PAESI  ADERENTI  ALLA  CONVENZIONE  DELL’AJA DEL 5  OTTOBRE  1961 che prevede l’esenzione della  legalizzazione consolare sull’atto a condizione che sia apposta  l’Apostille (apposita timbratura quadrata attestante l’autenticità del documento e la qualità legale dell’autorità rilasciante:
Albania,   Andorra,  Antigua  e  Barbuda,  Argentina,  Armenia,  Australia, Austria,   Azerbaijan,   Bahamas,   Barbados,   Barhein,   Belgio,  Belize, Bielorussia,  Bosnia Erzegovina, Botswana, Brunei-Dar Salam, Bulgaria, Capo
Verde, Cina (solo Macao e Hong Kong), Cipro, Colombia, Corea del Sud, Costa Rica,  Croazia,  Danimarca, Dominica, Equador, El Salvador, Estonia, Fiji, Finlandia,  Francia,  Georgia,  Germania,  Giappone, Gran Bretagna, Grecia, Grenada,  Honduras,  India,  Irlanda,  Islanda, Isole Cook, Isole Marshall, Israele, Kasakhistan, Kyrgyzstan,  Lesotho, Lettonia, Liberia, Liechtenstein,  Lituania, Lussemburgo, Macedonia, Malawi, Malta, Mauritius, Messico,  Moldova,  Monaco, Mongolia, Montenegro, Namibia, Niue, Nicaragua, Norvegia,  Nuova  Zelanda, Olanda, Oman, Panama, Perù, Polonia, Portogallo, Repubblica  Ceca,  Repubblica  Dominicana,  Repubblica  Slovacca,  Romania,
Russia,  Samoa, San Kitts e Nevis, San Marino, Santa Lucia, Saint Vincent e Grenadines,  Sao Tomè e Principe,  Seychelles, Serbia, Slovenia, Spagna, Stati Uniti d’America, Sud Africa, Suriname, Svezia, Svizzera, Swaziland,
Tonga,  Trinidad  e  Tobago,  Turchia, Ucraina, Ungheria, Uruguay, Vanuatu, Venezuela.

PAESI  ADERENTI  ALLA  CONVENZIONE  DI  VIENNA  DEL  1976  (certificato  di matrimonio su modello plurilingue esente da traduzione e legalizzazione).
Austria,  Belgio,  Bosnia Erzegovina, Croazia, Francia, Germania, Lituania, Lussemburgo,  Macedonia, Moldavia, Montenegro, Olanda, Polonia, Portogallo, Romania, Serbia, Slovenia, Spagna, Svizzera, Turchia.

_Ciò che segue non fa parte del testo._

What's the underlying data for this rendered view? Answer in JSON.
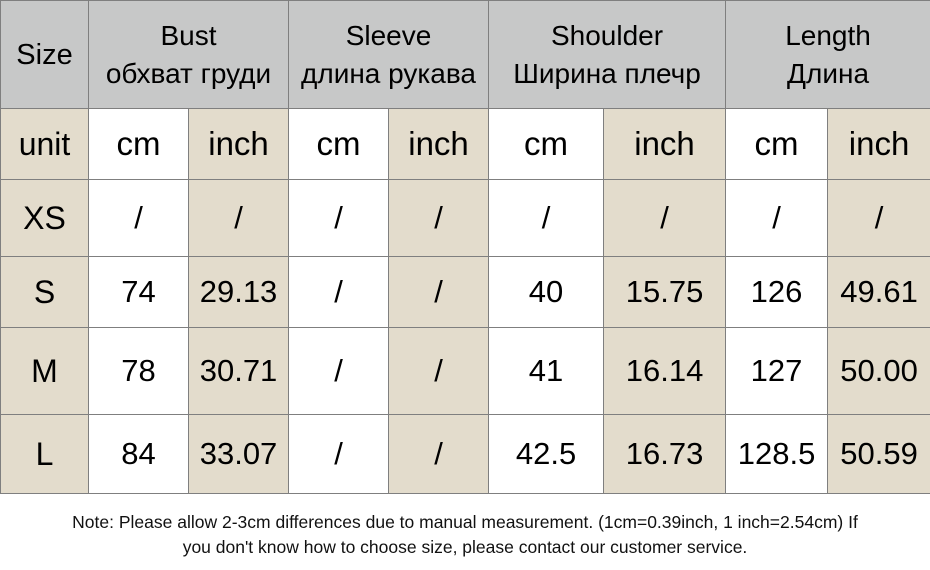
{
  "headers": {
    "size": "Size",
    "bust_en": "Bust",
    "bust_ru": "обхват груди",
    "sleeve_en": "Sleeve",
    "sleeve_ru": "длина рукава",
    "shoulder_en": "Shoulder",
    "shoulder_ru": "Ширина плечр",
    "length_en": "Length",
    "length_ru": "Длина"
  },
  "unit_row": {
    "label": "unit",
    "units": [
      "cm",
      "inch",
      "cm",
      "inch",
      "cm",
      "inch",
      "cm",
      "inch"
    ]
  },
  "rows": [
    {
      "size": "XS",
      "values": [
        "/",
        "/",
        "/",
        "/",
        "/",
        "/",
        "/",
        "/"
      ]
    },
    {
      "size": "S",
      "values": [
        "74",
        "29.13",
        "/",
        "/",
        "40",
        "15.75",
        "126",
        "49.61"
      ]
    },
    {
      "size": "M",
      "values": [
        "78",
        "30.71",
        "/",
        "/",
        "41",
        "16.14",
        "127",
        "50.00"
      ]
    },
    {
      "size": "L",
      "values": [
        "84",
        "33.07",
        "/",
        "/",
        "42.5",
        "16.73",
        "128.5",
        "50.59"
      ]
    }
  ],
  "note": {
    "line1": "Note: Please allow 2-3cm differences due to manual measurement. (1cm=0.39inch, 1 inch=2.54cm)  If",
    "line2": "you don't know how to choose size, please contact our customer service."
  },
  "colors": {
    "header_bg": "#c7c8c8",
    "beige": "#e3dccc",
    "border": "#7f7f7f"
  }
}
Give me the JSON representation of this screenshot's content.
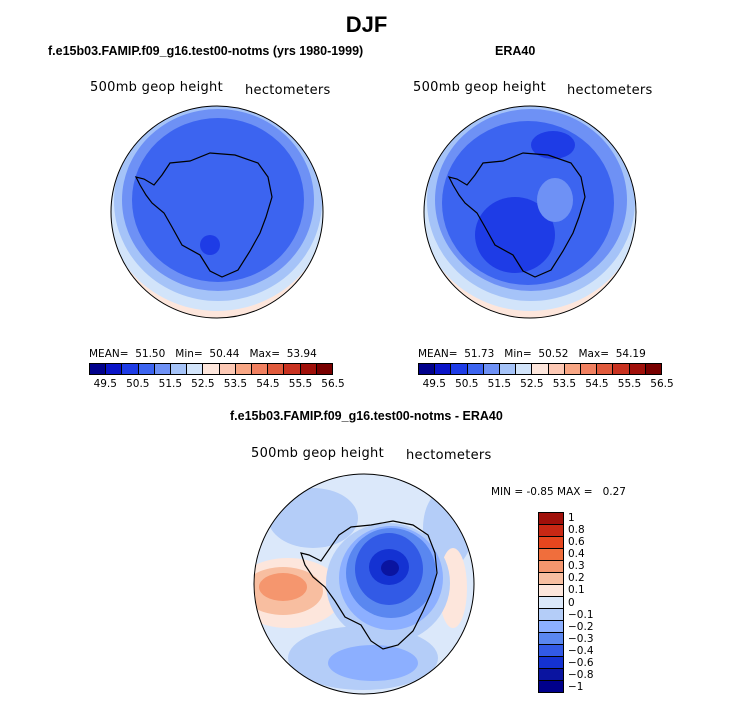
{
  "main_title": "DJF",
  "panels": [
    {
      "title": "f.e15b03.FAMIP.f09_g16.test00-notms (yrs 1980-1999)",
      "field_label": "500mb geop height",
      "units_label": "hectometers",
      "stats": {
        "mean_label": "MEAN=",
        "mean": "51.50",
        "min_label": "Min=",
        "min": "50.44",
        "max_label": "Max=",
        "max": "53.94"
      }
    },
    {
      "title": "ERA40",
      "field_label": "500mb geop height",
      "units_label": "hectometers",
      "stats": {
        "mean_label": "MEAN=",
        "mean": "51.73",
        "min_label": "Min=",
        "min": "50.52",
        "max_label": "Max=",
        "max": "54.19"
      }
    }
  ],
  "diff_panel": {
    "title": "f.e15b03.FAMIP.f09_g16.test00-notms - ERA40",
    "field_label": "500mb geop height",
    "units_label": "hectometers",
    "stats": {
      "min_label": "MIN =",
      "min": "-0.85",
      "max_label": "MAX =",
      "max": "0.27"
    }
  },
  "abs_colorbar": {
    "colors": [
      "#00008b",
      "#0a14c8",
      "#1e3ce6",
      "#3c64f0",
      "#6e91f5",
      "#a5c3f8",
      "#d2e4fa",
      "#fde6dc",
      "#fcc8b4",
      "#f8a684",
      "#f08060",
      "#e05a3c",
      "#c83220",
      "#a0100a",
      "#780000"
    ],
    "tick_labels": [
      "49.5",
      "50.5",
      "51.5",
      "52.5",
      "53.5",
      "54.5",
      "55.5",
      "56.5"
    ]
  },
  "diff_colorbar": {
    "colors": [
      "#a0100a",
      "#c82814",
      "#e6461e",
      "#f06e3c",
      "#f5966e",
      "#f8bea0",
      "#fde6dc",
      "#dbe8fa",
      "#b4cdf8",
      "#8cafff",
      "#5a87f0",
      "#325ae6",
      "#1432d2",
      "#0a14a0",
      "#00008b"
    ],
    "tick_labels": [
      "1",
      "0.8",
      "0.6",
      "0.4",
      "0.3",
      "0.2",
      "0.1",
      "0",
      "−0.1",
      "−0.2",
      "−0.3",
      "−0.4",
      "−0.6",
      "−0.8",
      "−1"
    ]
  }
}
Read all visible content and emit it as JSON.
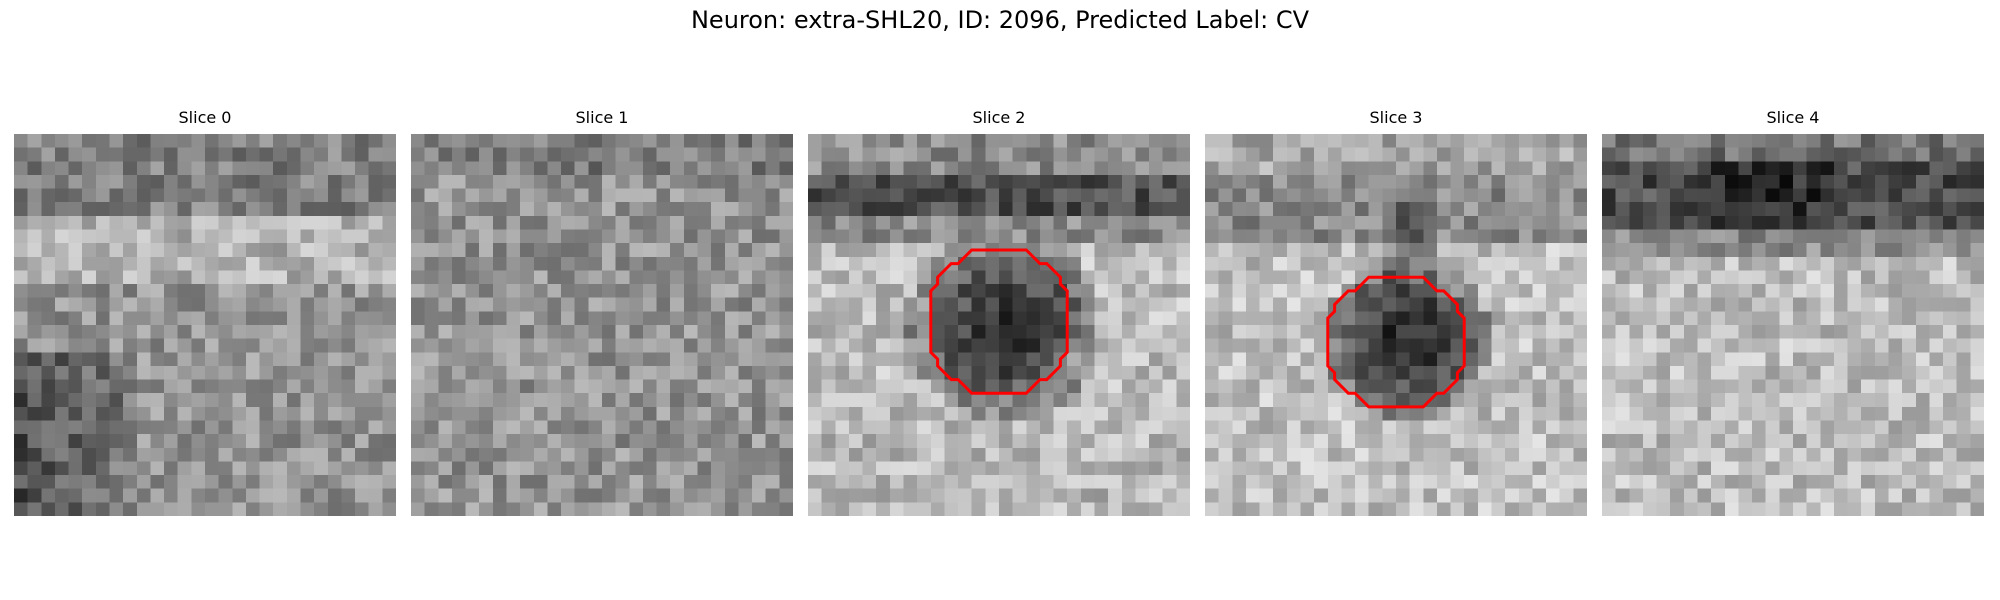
{
  "figure": {
    "title": "Neuron: extra-SHL20, ID: 2096, Predicted Label: CV"
  },
  "slices": [
    {
      "title": "Slice 0",
      "has_contour": false
    },
    {
      "title": "Slice 1",
      "has_contour": false
    },
    {
      "title": "Slice 2",
      "has_contour": true
    },
    {
      "title": "Slice 3",
      "has_contour": true
    },
    {
      "title": "Slice 4",
      "has_contour": false
    }
  ],
  "colors": {
    "contour": "#ff0000",
    "background": "#ffffff"
  }
}
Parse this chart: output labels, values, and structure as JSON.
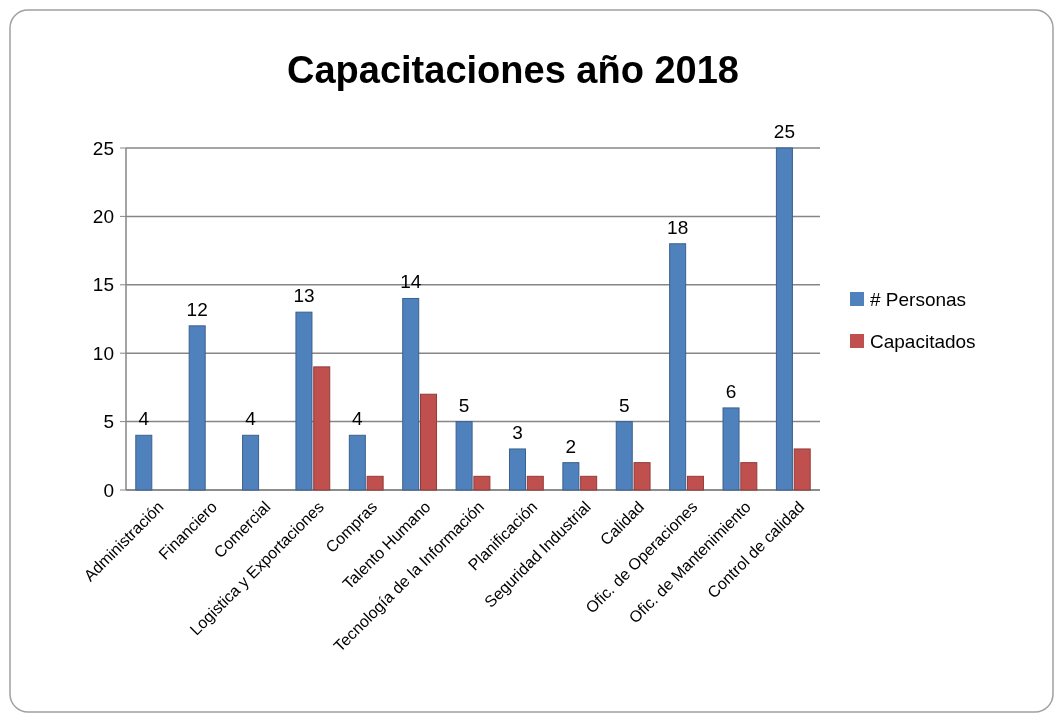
{
  "chart_data": {
    "type": "bar",
    "title": "Capacitaciones año 2018",
    "categories": [
      "Administración",
      "Financiero",
      "Comercial",
      "Logistica y Exportaciones",
      "Compras",
      "Talento Humano",
      "Tecnología de la Información",
      "Planificación",
      "Seguridad Industrial",
      "Calidad",
      "Ofic. de Operaciones",
      "Ofic. de Mantenimiento",
      "Control de calidad"
    ],
    "series": [
      {
        "name": "# Personas",
        "color": "#4f81bd",
        "values": [
          4,
          12,
          4,
          13,
          4,
          14,
          5,
          3,
          2,
          5,
          18,
          6,
          25
        ],
        "value_labels": [
          "4",
          "12",
          "4",
          "13",
          "4",
          "14",
          "5",
          "3",
          "2",
          "5",
          "18",
          "6",
          "25"
        ]
      },
      {
        "name": "Capacitados",
        "color": "#c0504d",
        "values": [
          null,
          null,
          null,
          9,
          1,
          7,
          1,
          1,
          1,
          2,
          1,
          2,
          3
        ]
      }
    ],
    "ylim": [
      0,
      25
    ],
    "yticks": [
      0,
      5,
      10,
      15,
      20,
      25
    ],
    "grid": "y",
    "legend": "right"
  }
}
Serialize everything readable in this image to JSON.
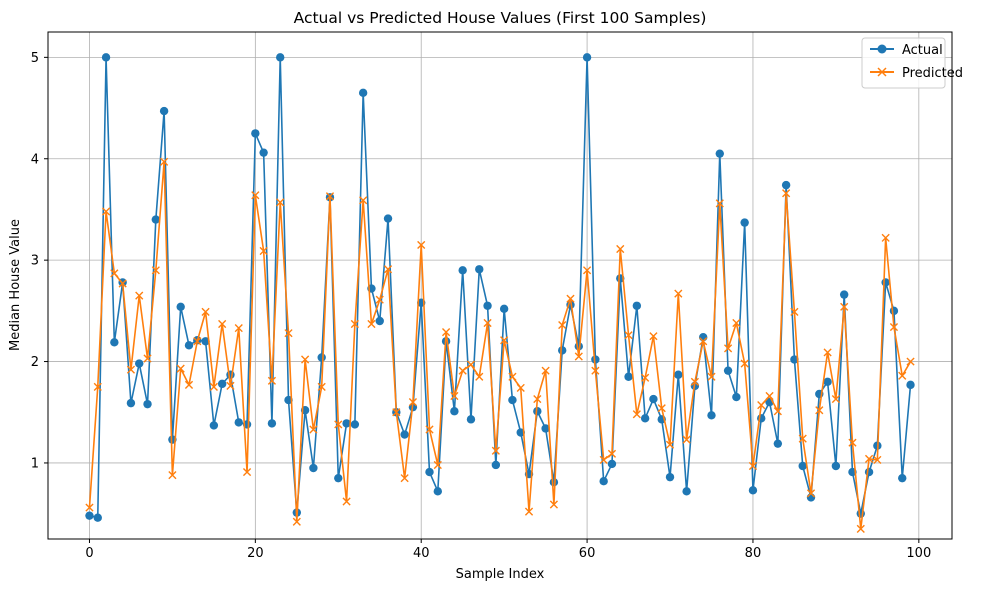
{
  "chart_data": {
    "type": "line",
    "title": "Actual vs Predicted House Values (First 100 Samples)",
    "xlabel": "Sample Index",
    "ylabel": "Median House Value",
    "xlim": [
      -5,
      104
    ],
    "ylim": [
      0.25,
      5.25
    ],
    "xticks": [
      0,
      20,
      40,
      60,
      80,
      100
    ],
    "yticks": [
      1,
      2,
      3,
      4,
      5
    ],
    "grid": true,
    "legend_position": "upper right",
    "x": [
      0,
      1,
      2,
      3,
      4,
      5,
      6,
      7,
      8,
      9,
      10,
      11,
      12,
      13,
      14,
      15,
      16,
      17,
      18,
      19,
      20,
      21,
      22,
      23,
      24,
      25,
      26,
      27,
      28,
      29,
      30,
      31,
      32,
      33,
      34,
      35,
      36,
      37,
      38,
      39,
      40,
      41,
      42,
      43,
      44,
      45,
      46,
      47,
      48,
      49,
      50,
      51,
      52,
      53,
      54,
      55,
      56,
      57,
      58,
      59,
      60,
      61,
      62,
      63,
      64,
      65,
      66,
      67,
      68,
      69,
      70,
      71,
      72,
      73,
      74,
      75,
      76,
      77,
      78,
      79,
      80,
      81,
      82,
      83,
      84,
      85,
      86,
      87,
      88,
      89,
      90,
      91,
      92,
      93,
      94,
      95,
      96,
      97,
      98,
      99
    ],
    "series": [
      {
        "name": "Actual",
        "color": "#1f77b4",
        "marker": "circle",
        "values": [
          0.48,
          0.46,
          5.0,
          2.19,
          2.78,
          1.59,
          1.98,
          1.58,
          3.4,
          4.47,
          1.23,
          2.54,
          2.16,
          2.21,
          2.2,
          1.37,
          1.78,
          1.87,
          1.4,
          1.38,
          4.25,
          4.06,
          1.39,
          5.0,
          1.62,
          0.51,
          1.52,
          0.95,
          2.04,
          3.62,
          0.85,
          1.39,
          1.38,
          4.65,
          2.72,
          2.4,
          3.41,
          1.5,
          1.28,
          1.55,
          2.58,
          0.91,
          0.72,
          2.2,
          1.51,
          2.9,
          1.43,
          2.91,
          2.55,
          0.98,
          2.52,
          1.62,
          1.3,
          0.89,
          1.51,
          1.34,
          0.81,
          2.11,
          2.56,
          2.15,
          5.0,
          2.02,
          0.82,
          0.99,
          2.82,
          1.85,
          2.55,
          1.44,
          1.63,
          1.43,
          0.86,
          1.87,
          0.72,
          1.76,
          2.24,
          1.47,
          4.05,
          1.91,
          1.65,
          3.37,
          0.73,
          1.44,
          1.6,
          1.19,
          3.74,
          2.02,
          0.97,
          0.66,
          1.68,
          1.8,
          0.97,
          2.66,
          0.91,
          0.5,
          0.91,
          1.17,
          2.78,
          2.5,
          0.85,
          1.77
        ]
      },
      {
        "name": "Predicted",
        "color": "#ff7f0e",
        "marker": "x",
        "values": [
          0.56,
          1.75,
          3.48,
          2.87,
          2.77,
          1.92,
          2.65,
          2.03,
          2.9,
          3.97,
          0.88,
          1.93,
          1.77,
          2.2,
          2.49,
          1.75,
          2.37,
          1.76,
          2.33,
          0.91,
          3.64,
          3.09,
          1.81,
          3.57,
          2.28,
          0.42,
          2.02,
          1.33,
          1.75,
          3.63,
          1.38,
          0.62,
          2.37,
          3.59,
          2.37,
          2.61,
          2.91,
          1.5,
          0.85,
          1.6,
          3.15,
          1.33,
          0.98,
          2.29,
          1.66,
          1.91,
          1.97,
          1.85,
          2.38,
          1.12,
          2.21,
          1.85,
          1.74,
          0.52,
          1.63,
          1.91,
          0.59,
          2.36,
          2.62,
          2.05,
          2.9,
          1.91,
          1.03,
          1.09,
          3.11,
          2.26,
          1.48,
          1.84,
          2.25,
          1.54,
          1.18,
          2.67,
          1.23,
          1.8,
          2.2,
          1.85,
          3.56,
          2.13,
          2.38,
          1.98,
          0.97,
          1.57,
          1.66,
          1.51,
          3.66,
          2.49,
          1.24,
          0.7,
          1.52,
          2.09,
          1.63,
          2.54,
          1.2,
          0.35,
          1.04,
          1.03,
          3.22,
          2.34,
          1.86,
          2.0
        ]
      }
    ]
  }
}
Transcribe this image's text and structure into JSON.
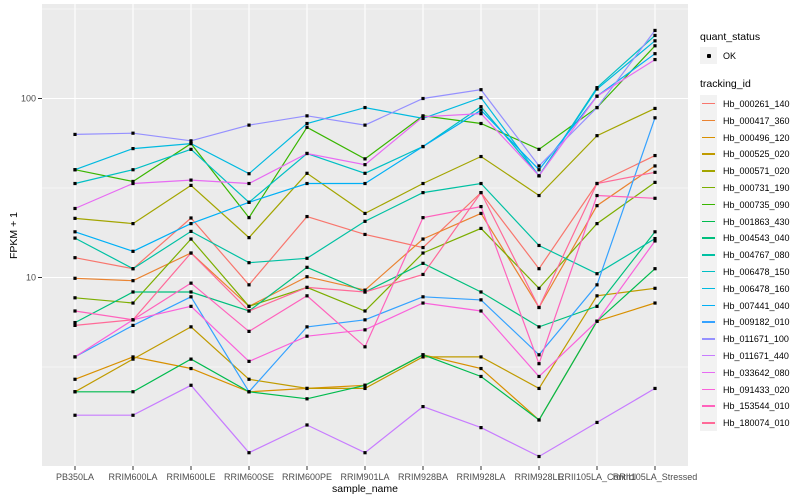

Sono  completamente  esenti  da  legalizzazione gli atti di matrimonio e le
traduzioni  rilasciati dai seguenti paesi: Austria,  Belgio, Danimarca, Estonia, Francia, Germania, Irlanda, Lettonia,
Spagna.

Sono  esenti  da  legalizzazione  gli  atti  di  matrimonio  rilasciati dai seguenti paesi: Argentina,  Lussemburgo, Olanda, Polonia, Portogallo, San Marino, Svizzera, Turchia, Ungheria.
In questi paesi se la traduzione è effettuata all’estero deve essere munita di Apostille.

Ufficio Matrimoni
Piazza Maggiore, 6 Bologna
Orari al pubblico: su appuntamento, da lunedì a venerdì dalle 8.30 alle 13;
martedì e giovedì alle 15 alle 16.30.